Des jeunes acclament la présidente centrafricaine par intérim Catherine Samba-Panza qui vient de visiter leur camp de déplacés à Bangui peu de temps après sa prise de fonctions, le 1er février 2014 (AFP / Issouf Sanogo)

Une minute de liesse au milieu des massacres

(Pour terminer une année 2014 marquée par les guerres, les massacres, les épidémies et autres tragédies, les photographes de l’AFP racontent chaque jour, jusqu’au 31 décembre, l’histoire d’une image belle, ou porteuse d'espoir, prise dans le contexte d’un événement dramatique).

ABIDJAN, 27 décembre 2013 – Nous sommes le 1er février à Bangui. Depuis une dizaine de jours, la Centrafrique a une nouvelle présidente par intérim, Catherine Samba-Panza. Son arrivée à la tête du pays en ruines, ensanglanté depuis des mois par d’effroyables violences intercommunautaires, soulève une vague d’espoir parmi les Centrafricains.

Je me trouve à Bangui depuis une dizaine de jours aussi quand j’assiste à cette scène. Elle se déroule dans la cour d’une église, dans un centre pour déplacés que Mme Samba-Panza vient de visiter. La voiture officielle de la présidente démarre et soulève des nuages de poussière. Des dizaines de femmes et d’enfants courent derrière en sautant de joie, en riant et en criant « vive la présidente ! » Je me trouve parmi eux, dans la rue, et je saisis ce bref moment de liesse, si rafraîchissant, si différent des horreurs que j’ai photographiées les jours précédents, et que je photographierai encore durant les jours suivants.

(AFP / Issouf Sanogo)

La joie est de courte durée. Le même jour, Catherine Samba-Panza doit annuler une visite au plus grand camp de déplacés de Bangui, car on craint pour sa sécurité. Et cinq jours plus tard, j’assiste à une scène de lynchage particulièrement atroce au sein même de l’Ecole nationale de la magistrature de Bangui, juste après une cérémonie officielle en présence de la présidente.

Je suis retourné une fois en Centrafrique, en mars-avril. A l’heure actuelle, les exactions de masse ont cessé et beaucoup de déplacés ont pu regagner leurs quartiers. Mais des violences éclatent encore régulièrement, le pays est ruiné et en proie à une criminalité galopante, et Mme Samba-Panza est contestée.

Catherine Samba-Panza visite un camp de déplacés à Bangui, le 1er février 2014 (AFP / Issouf Sanogo)
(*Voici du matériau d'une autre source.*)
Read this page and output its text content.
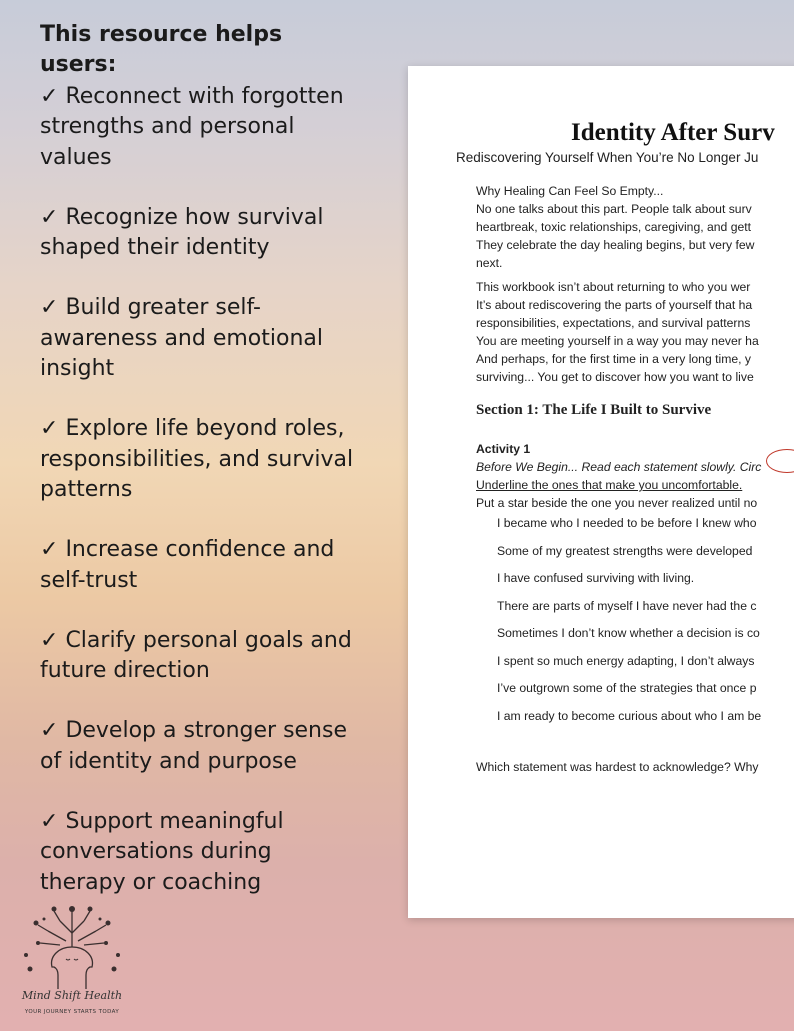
This resource helps users:
✓ Reconnect with forgotten strengths and personal values
✓ Recognize how survival shaped their identity
✓ Build greater self-awareness and emotional insight
✓ Explore life beyond roles, responsibilities, and survival patterns
✓ Increase confidence and self-trust
✓ Clarify personal goals and future direction
✓ Develop a stronger sense of identity and purpose
✓ Support meaningful conversations during therapy or coaching
Mind Shift Health
YOUR JOURNEY STARTS TODAY
Identity After Surv
Rediscovering Yourself When You’re No Longer Ju

Why Healing Can Feel So Empty...

No one talks about this part. People talk about surv

heartbreak, toxic relationships, caregiving, and gett

They celebrate the day healing begins, but very few

next.

This workbook isn’t about returning to who you wer

It’s about rediscovering the parts of yourself that ha

responsibilities, expectations, and survival patterns

You are meeting yourself in a way you may never ha

And perhaps, for the first time in a very long time, y

surviving... You get to discover how you want to live

Section 1: The Life I Built to Survive
Activity 1
Before We Begin... Read each statement slowly. Circ
Underline the ones that make you uncomfortable.
Put a star beside the one you never realized until no
I became who I needed to be before I knew who
Some of my greatest strengths were developed
I have confused surviving with living.
There are parts of myself I have never had the c
Sometimes I don’t know whether a decision is co
I spent so much energy adapting, I don’t always
I’ve outgrown some of the strategies that once p
I am ready to become curious about who I am be
Which statement was hardest to acknowledge? Why
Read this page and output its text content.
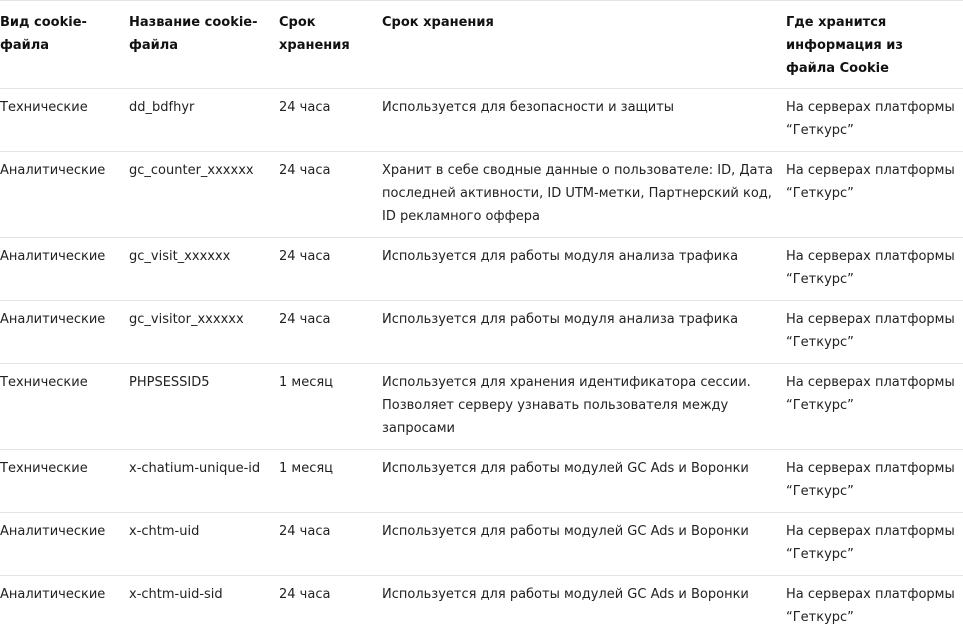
Вид cookie-файла	Название cookie-файла	Срок хранения	Срок хранения	Где хранится информация из файла Cookie

Технические	dd_bdfhyr	24 часа	Используется для безопасности и защиты	На серверах платформы “Геткурс”
Аналитические	gc_counter_xxxxxx	24 часа	Хранит в себе сводные данные о пользователе: ID, Дата последней активности, ID UTM-метки, Партнерский код, ID рекламного оффера	На серверах платформы “Геткурс”
Аналитические	gc_visit_xxxxxx	24 часа	Используется для работы модуля анализа трафика	На серверах платформы “Геткурс”
Аналитические	gc_visitor_xxxxxx	24 часа	Используется для работы модуля анализа трафика	На серверах платформы “Геткурс”
Технические	PHPSESSID5	1 месяц	Используется для хранения идентификатора сессии. Позволяет серверу узнавать пользователя между запросами	На серверах платформы “Геткурс”
Технические	x-chatium-unique-id	1 месяц	Используется для работы модулей GC Ads и Воронки	На серверах платформы “Геткурс”
Аналитические	x-chtm-uid	24 часа	Используется для работы модулей GC Ads и Воронки	На серверах платформы “Геткурс”
Аналитические	x-chtm-uid-sid	24 часа	Используется для работы модулей GC Ads и Воронки	На серверах платформы “Геткурс”
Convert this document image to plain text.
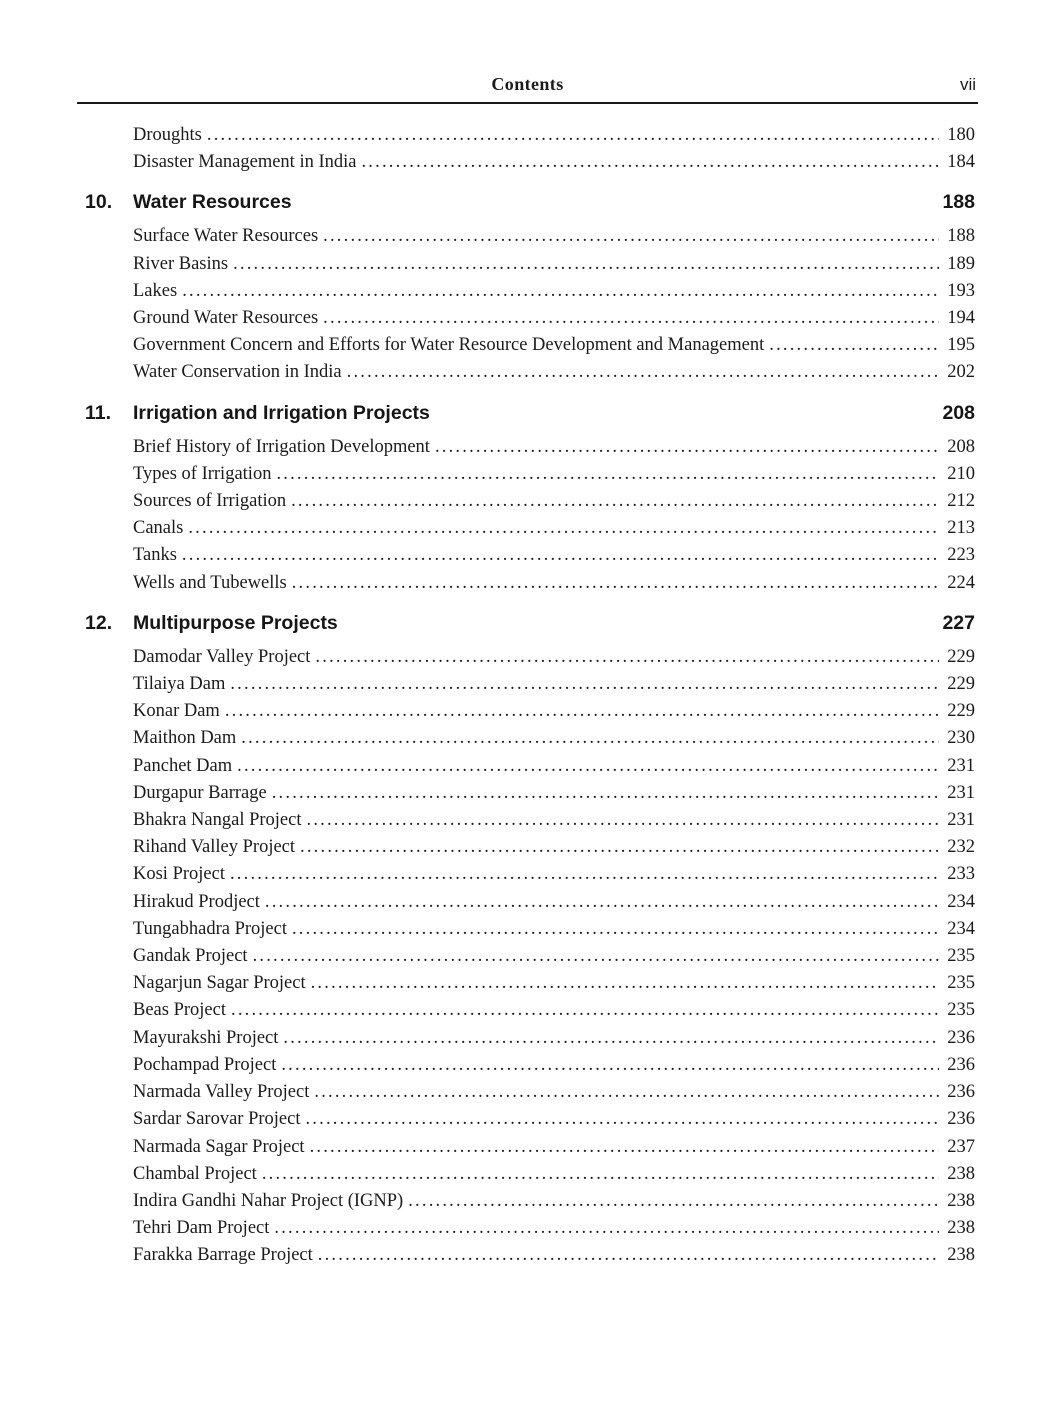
Contents	vii
Droughts .....	180
Disaster Management in India .....	184
10.	Water Resources	188
Surface Water Resources .....	188
River Basins .....	189
Lakes .....	193
Ground Water Resources .....	194
Government Concern and Efforts for Water Resource Development and Management .....	195
Water Conservation in India .....	202
11.	Irrigation and Irrigation Projects	208
Brief History of Irrigation Development .....	208
Types of Irrigation .....	210
Sources of Irrigation .....	212
Canals .....	213
Tanks .....	223
Wells and Tubewells .....	224
12.	Multipurpose Projects	227
Damodar Valley Project .....	229
Tilaiya Dam .....	229
Konar Dam .....	229
Maithon Dam .....	230
Panchet Dam .....	231
Durgapur Barrage .....	231
Bhakra Nangal Project .....	231
Rihand Valley Project .....	232
Kosi Project .....	233
Hirakud Prodject .....	234
Tungabhadra Project .....	234
Gandak Project .....	235
Nagarjun Sagar Project .....	235
Beas Project .....	235
Mayurakshi Project .....	236
Pochampad Project .....	236
Narmada Valley Project .....	236
Sardar Sarovar Project .....	236
Narmada Sagar Project .....	237
Chambal Project .....	238
Indira Gandhi Nahar Project (IGNP) .....	238
Tehri Dam Project .....	238
Farakka Barrage Project .....	238
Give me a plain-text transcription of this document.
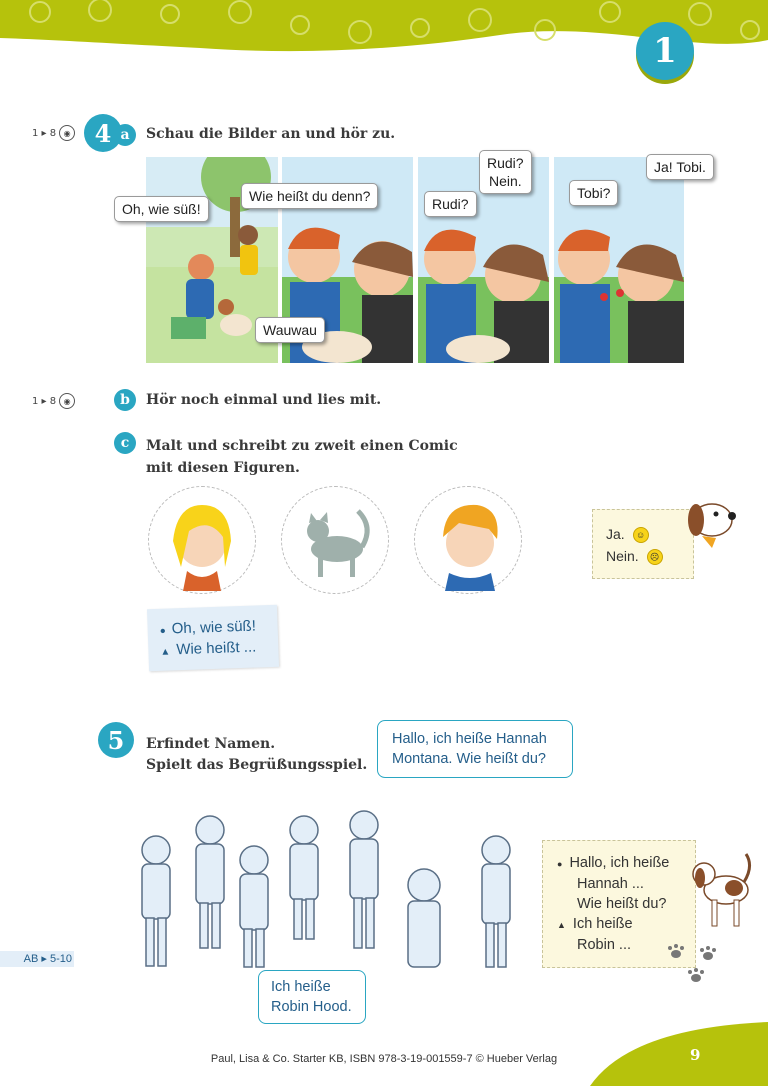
1
1 ▸ 8 ◉ 4 a Schau die Bilder an und hör zu.
Oh, wie süß!
Wie heißt du denn?
Wauwau
Rudi?
Rudi?
Nein.
Tobi?
Ja! Tobi.
1 ▸ 8 ◉	b Hör noch einmal und lies mit.
c Malt und schreibt zu zweit einen Comic
mit diesen Figuren.
Ja. ☺
Nein. ☹
● Oh, wie süß!
▲ Wie heißt ...
5 Erfindet Namen.
Spielt das Begrüßungsspiel.
Hallo, ich heiße Hannah
Montana. Wie heißt du?
Ich heiße
Robin Hood.
AB ▸ 5-10
● Hallo, ich heiße
Hannah ...
Wie heißt du?
▲ Ich heiße
Robin ...
Paul, Lisa & Co. Starter KB, ISBN 978-3-19-001559-7 © Hueber Verlag	9
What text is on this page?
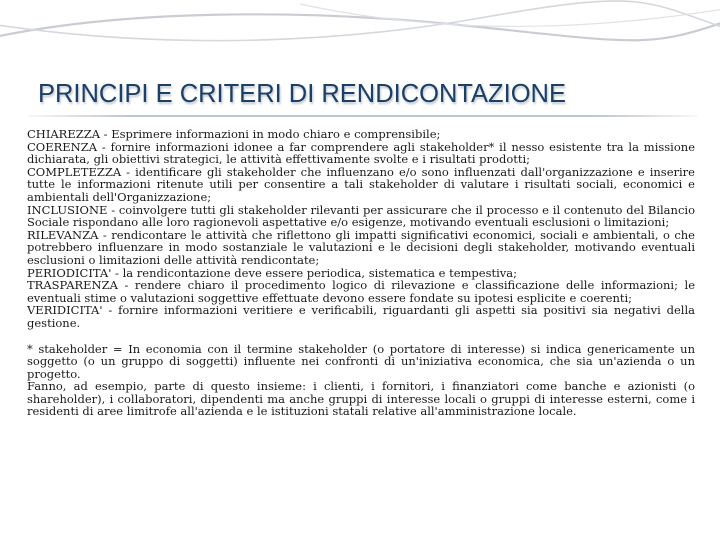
PRINCIPI E CRITERI DI RENDICONTAZIONE

CHIAREZZA - Esprimere informazioni in modo chiaro e comprensibile;

COERENZA - fornire informazioni idonee a far comprendere agli stakeholder* il nesso esistente tra la missione dichiarata, gli obiettivi strategici, le attività effettivamente svolte e i risultati prodotti;

COMPLETEZZA - identificare gli stakeholder che influenzano e/o sono influenzati dall'organizzazione e inserire tutte le informazioni ritenute utili per consentire a tali stakeholder di valutare i risultati sociali, economici e ambientali dell'Organizzazione;

INCLUSIONE - coinvolgere tutti gli stakeholder rilevanti per assicurare che il processo e il contenuto del Bilancio Sociale rispondano alle loro ragionevoli aspettative e/o esigenze, motivando eventuali esclusioni o limitazioni;

RILEVANZA - rendicontare le attività che riflettono gli impatti significativi economici, sociali e ambientali, o che potrebbero influenzare in modo sostanziale le valutazioni e le decisioni degli stakeholder, motivando eventuali esclusioni o limitazioni delle attività rendicontate;

PERIODICITA' - la rendicontazione deve essere periodica, sistematica e tempestiva;

TRASPARENZA - rendere chiaro il procedimento logico di rilevazione e classificazione delle informazioni; le eventuali stime o valutazioni soggettive effettuate devono essere fondate su ipotesi esplicite e coerenti;

VERIDICITA' - fornire informazioni veritiere e verificabili, riguardanti gli aspetti sia positivi sia negativi della gestione.

* stakeholder = In economia con il termine stakeholder (o portatore di interesse) si indica genericamente un soggetto (o un gruppo di soggetti) influente nei confronti di un'iniziativa economica, che sia un'azienda o un progetto.

Fanno, ad esempio, parte di questo insieme: i clienti, i fornitori, i finanziatori come banche e azionisti (o shareholder), i collaboratori, dipendenti ma anche gruppi di interesse locali o gruppi di interesse esterni, come i residenti di aree limitrofe all'azienda e le istituzioni statali relative all'amministrazione locale.
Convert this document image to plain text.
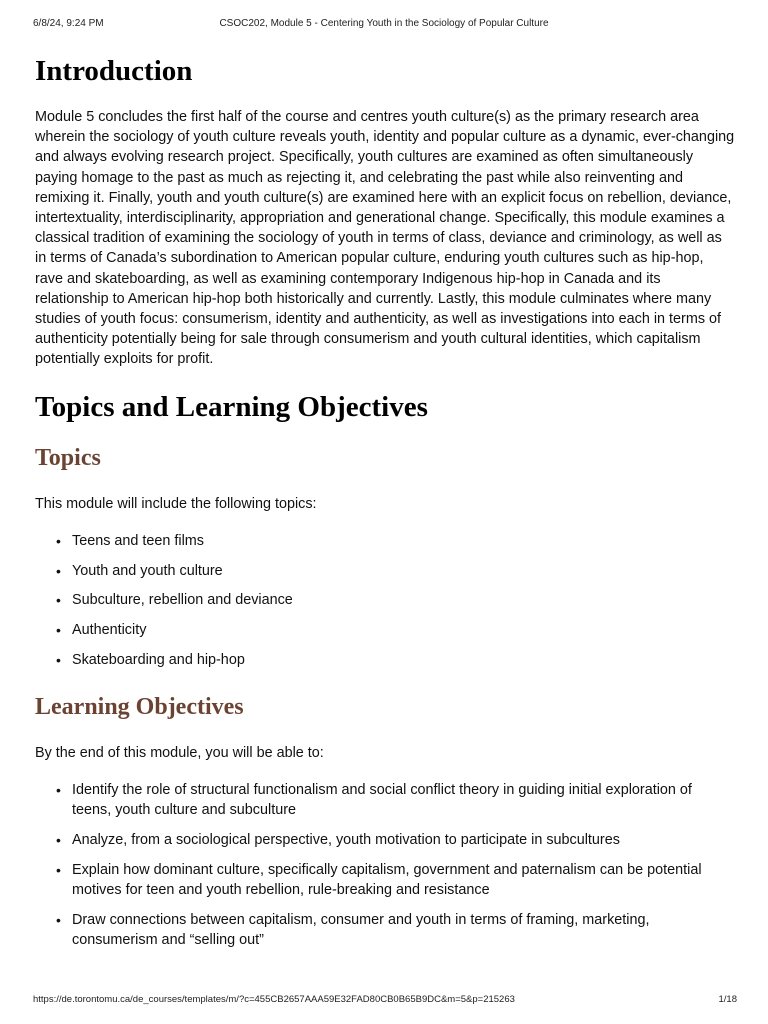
6/8/24, 9:24 PM	CSOC202, Module 5 - Centering Youth in the Sociology of Popular Culture
Introduction

Module 5 concludes the first half of the course and centres youth culture(s) as the primary research area wherein the sociology of youth culture reveals youth, identity and popular culture as a dynamic, ever-changing and always evolving research project. Specifically, youth cultures are examined as often simultaneously paying homage to the past as much as rejecting it, and celebrating the past while also reinventing and remixing it. Finally, youth and youth culture(s) are examined here with an explicit focus on rebellion, deviance, intertextuality, interdisciplinarity, appropriation and generational change. Specifically, this module examines a classical tradition of examining the sociology of youth in terms of class, deviance and criminology, as well as in terms of Canada’s subordination to American popular culture, enduring youth cultures such as hip-hop, rave and skateboarding, as well as examining contemporary Indigenous hip-hop in Canada and its relationship to American hip-hop both historically and currently. Lastly, this module culminates where many studies of youth focus: consumerism, identity and authenticity, as well as investigations into each in terms of authenticity potentially being for sale through consumerism and youth cultural identities, which capitalism potentially exploits for profit.

Topics and Learning Objectives
Topics

This module will include the following topics:

• Teens and teen films
• Youth and youth culture
• Subculture, rebellion and deviance
• Authenticity
• Skateboarding and hip-hop
Learning Objectives

By the end of this module, you will be able to:

• Identify the role of structural functionalism and social conflict theory in guiding initial exploration of teens, youth culture and subculture
• Analyze, from a sociological perspective, youth motivation to participate in subcultures
• Explain how dominant culture, specifically capitalism, government and paternalism can be potential motives for teen and youth rebellion, rule-breaking and resistance
• Draw connections between capitalism, consumer and youth in terms of framing, marketing, consumerism and “selling out”
https://de.torontomu.ca/de_courses/templates/m/?c=455CB2657AAA59E32FAD80CB0B65B9DC&m=5&p=215263	1/18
Reste que comme tous les peuples de la région, les Centrafricains sont des bons vivants. Même au pire des violences, on trouvait toujours des buvettes improvisées au coin des rues, des gens prêts à faire la fête. Cette scène de liesse du 1er février, quand des dizaines de personnes qui venaient d’être chassées de leurs maisons et qui avaient tous probablement perdu des proches dans les massacres se sont mis à danser, à rire et à crier de joie parce que leur présidente était venue les voir, nous rappelle que le goût des Centrafricains pour la vie ne disparaîtra pas de sitôt.

Issouf Sanogo est un photographe de l’AFP basé à Abidjan.